Caspoli – Francesco cosa faceva? Nella sua vita non ha mai saputo completarsi da solo: ha scelto Chiara e le sue sorelle e i laici che lo hanno voluto accompagnare, per proseguire nella sua strada. Le Clarisse sono rimaste fedeli all'insegnamento della loro pratica di vita: la preghiera e la contemplazione. Loro hanno un rapporto più profondo di noi col Signore! E' un dono che ci portano. La vita claustrale è un grande dono che in questi incontri con le persone, il cosiddetto “grande pubblico” viene condiviso. Una grande opportunità…
La prossima settimana, il 4 di ottobre, il Santo Padre andrà ad Assisi, presso la tomba del Santo. Un pellegrinaggio importantissimo, visto il nome (programmatico) che Bergoglio si è scelto. Ne parlerete al Festival? Cosa ne pensa?

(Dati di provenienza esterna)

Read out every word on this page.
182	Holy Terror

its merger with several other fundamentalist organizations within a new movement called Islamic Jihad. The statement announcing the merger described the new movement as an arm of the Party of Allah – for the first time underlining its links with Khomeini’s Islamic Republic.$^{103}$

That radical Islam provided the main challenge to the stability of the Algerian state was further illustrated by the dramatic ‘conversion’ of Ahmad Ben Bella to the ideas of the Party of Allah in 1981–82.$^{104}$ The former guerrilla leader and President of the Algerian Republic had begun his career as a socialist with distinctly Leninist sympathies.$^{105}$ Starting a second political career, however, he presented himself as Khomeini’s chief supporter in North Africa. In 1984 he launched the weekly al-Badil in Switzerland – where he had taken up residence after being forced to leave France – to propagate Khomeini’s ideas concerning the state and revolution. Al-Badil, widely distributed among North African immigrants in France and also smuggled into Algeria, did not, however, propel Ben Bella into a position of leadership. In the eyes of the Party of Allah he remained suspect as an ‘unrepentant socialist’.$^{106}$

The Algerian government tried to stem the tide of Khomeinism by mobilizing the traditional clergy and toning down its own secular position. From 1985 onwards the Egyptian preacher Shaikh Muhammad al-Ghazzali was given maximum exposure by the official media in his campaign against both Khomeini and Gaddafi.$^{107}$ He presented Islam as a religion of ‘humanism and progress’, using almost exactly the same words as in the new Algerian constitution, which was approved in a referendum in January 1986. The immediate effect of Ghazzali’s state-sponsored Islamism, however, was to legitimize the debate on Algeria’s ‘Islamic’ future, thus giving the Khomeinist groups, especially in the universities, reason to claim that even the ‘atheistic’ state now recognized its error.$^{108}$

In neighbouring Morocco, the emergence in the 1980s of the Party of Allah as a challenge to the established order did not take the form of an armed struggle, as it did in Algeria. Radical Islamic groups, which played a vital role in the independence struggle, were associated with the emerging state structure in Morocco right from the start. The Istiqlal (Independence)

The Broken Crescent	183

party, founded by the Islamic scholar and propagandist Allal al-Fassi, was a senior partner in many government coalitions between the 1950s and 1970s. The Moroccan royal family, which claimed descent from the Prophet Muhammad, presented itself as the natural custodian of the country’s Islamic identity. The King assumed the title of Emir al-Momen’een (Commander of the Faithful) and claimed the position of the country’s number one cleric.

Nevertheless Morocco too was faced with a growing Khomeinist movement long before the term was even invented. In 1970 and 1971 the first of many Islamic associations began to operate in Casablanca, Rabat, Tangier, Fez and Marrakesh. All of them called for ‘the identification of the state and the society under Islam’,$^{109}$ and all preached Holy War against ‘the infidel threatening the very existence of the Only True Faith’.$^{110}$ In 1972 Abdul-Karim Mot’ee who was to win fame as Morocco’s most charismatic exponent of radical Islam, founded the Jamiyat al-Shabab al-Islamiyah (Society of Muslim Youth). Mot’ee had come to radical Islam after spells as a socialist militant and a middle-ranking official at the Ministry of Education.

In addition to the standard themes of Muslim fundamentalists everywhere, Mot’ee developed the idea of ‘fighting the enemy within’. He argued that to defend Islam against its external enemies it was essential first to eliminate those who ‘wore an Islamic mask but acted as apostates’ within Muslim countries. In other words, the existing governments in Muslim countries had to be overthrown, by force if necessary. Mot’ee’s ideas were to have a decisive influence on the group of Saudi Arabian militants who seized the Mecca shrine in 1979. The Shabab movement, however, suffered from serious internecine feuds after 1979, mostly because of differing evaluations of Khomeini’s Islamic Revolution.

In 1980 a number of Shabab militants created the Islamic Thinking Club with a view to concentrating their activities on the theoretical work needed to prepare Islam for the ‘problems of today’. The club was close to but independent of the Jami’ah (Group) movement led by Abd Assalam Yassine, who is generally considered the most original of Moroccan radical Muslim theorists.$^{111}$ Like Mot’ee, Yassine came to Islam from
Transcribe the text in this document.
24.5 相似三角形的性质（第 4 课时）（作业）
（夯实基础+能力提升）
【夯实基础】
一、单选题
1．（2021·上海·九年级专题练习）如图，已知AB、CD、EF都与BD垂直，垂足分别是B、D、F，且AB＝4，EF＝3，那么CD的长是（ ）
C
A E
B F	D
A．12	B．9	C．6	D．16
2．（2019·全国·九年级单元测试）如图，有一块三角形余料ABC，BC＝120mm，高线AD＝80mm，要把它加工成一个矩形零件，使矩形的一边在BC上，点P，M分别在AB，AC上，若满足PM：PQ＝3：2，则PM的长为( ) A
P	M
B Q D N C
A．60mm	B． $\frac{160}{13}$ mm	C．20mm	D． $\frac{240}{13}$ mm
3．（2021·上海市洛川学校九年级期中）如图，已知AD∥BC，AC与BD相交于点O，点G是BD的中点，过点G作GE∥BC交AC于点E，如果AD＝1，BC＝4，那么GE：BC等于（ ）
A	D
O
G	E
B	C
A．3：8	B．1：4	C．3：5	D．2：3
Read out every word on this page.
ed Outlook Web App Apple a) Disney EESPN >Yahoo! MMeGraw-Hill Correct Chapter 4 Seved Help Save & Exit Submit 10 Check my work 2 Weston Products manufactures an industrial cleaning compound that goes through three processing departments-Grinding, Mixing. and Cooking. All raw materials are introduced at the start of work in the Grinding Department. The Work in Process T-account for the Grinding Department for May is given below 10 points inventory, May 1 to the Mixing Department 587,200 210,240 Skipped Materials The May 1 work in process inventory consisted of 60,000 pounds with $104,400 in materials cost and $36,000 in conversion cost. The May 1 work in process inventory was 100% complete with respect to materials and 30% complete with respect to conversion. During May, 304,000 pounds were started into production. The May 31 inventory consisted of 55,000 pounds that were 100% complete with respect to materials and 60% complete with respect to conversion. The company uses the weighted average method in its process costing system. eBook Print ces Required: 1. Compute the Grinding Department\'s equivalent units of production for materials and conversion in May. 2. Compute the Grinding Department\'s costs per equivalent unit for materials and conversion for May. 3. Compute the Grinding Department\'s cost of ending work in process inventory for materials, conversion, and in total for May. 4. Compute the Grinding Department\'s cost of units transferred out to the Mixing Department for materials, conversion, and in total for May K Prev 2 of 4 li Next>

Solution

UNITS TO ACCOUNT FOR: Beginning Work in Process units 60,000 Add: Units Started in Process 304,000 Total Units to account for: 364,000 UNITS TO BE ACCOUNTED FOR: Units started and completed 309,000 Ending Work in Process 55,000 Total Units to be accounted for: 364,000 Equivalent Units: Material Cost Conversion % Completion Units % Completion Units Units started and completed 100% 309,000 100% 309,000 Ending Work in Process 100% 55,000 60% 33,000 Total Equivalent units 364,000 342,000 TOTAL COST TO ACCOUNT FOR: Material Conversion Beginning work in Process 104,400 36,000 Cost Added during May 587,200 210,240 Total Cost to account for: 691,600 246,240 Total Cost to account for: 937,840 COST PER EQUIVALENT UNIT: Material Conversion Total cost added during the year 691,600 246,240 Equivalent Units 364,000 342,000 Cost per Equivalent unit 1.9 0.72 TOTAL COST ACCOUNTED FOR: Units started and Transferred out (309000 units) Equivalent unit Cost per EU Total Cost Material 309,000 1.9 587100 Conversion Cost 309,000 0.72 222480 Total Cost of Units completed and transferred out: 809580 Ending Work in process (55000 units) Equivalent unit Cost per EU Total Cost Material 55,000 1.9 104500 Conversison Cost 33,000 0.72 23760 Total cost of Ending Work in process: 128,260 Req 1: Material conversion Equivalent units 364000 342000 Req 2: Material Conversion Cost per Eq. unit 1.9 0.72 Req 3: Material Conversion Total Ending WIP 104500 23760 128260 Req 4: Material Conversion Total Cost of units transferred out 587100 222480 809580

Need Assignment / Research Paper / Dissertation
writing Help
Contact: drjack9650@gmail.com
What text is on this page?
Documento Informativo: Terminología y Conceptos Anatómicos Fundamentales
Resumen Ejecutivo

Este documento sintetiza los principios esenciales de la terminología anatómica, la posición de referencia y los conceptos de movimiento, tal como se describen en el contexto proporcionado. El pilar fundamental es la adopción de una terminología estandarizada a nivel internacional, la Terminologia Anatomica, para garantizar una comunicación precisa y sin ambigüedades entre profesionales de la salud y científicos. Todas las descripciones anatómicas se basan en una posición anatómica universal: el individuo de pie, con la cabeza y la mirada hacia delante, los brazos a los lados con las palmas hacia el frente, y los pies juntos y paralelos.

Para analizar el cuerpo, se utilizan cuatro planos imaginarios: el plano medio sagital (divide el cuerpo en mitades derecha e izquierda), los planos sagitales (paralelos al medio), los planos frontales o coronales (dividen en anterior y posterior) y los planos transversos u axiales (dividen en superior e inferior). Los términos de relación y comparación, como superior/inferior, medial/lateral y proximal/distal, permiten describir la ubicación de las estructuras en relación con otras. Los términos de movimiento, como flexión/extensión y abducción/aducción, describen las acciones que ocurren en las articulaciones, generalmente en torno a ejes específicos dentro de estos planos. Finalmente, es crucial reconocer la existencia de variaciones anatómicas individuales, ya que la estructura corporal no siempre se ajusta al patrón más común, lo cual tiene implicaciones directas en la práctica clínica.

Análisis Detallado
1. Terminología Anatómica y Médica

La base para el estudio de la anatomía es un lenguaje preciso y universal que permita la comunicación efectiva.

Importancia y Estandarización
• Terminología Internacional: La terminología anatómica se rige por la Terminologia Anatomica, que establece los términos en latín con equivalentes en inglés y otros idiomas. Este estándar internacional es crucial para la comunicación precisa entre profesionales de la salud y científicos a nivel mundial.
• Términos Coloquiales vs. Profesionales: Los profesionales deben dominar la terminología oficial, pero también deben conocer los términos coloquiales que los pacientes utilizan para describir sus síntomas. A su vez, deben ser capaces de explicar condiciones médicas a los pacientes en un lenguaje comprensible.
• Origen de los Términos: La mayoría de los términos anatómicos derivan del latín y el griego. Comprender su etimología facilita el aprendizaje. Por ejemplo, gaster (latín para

Caspoli –  Francesco è stato un riformatore dall'interno, senza critiche, della Chiesa. Mi sembra che  sia l'esempio che il Papa vuole portare avanti. La Chiesa dei tempi di San Francesco era divisa e tormentata: mi pare dunque che sia un bel percorso di speranza quello rappresentato da Bergoglio e dalla scelta del suo nome come Pontefice.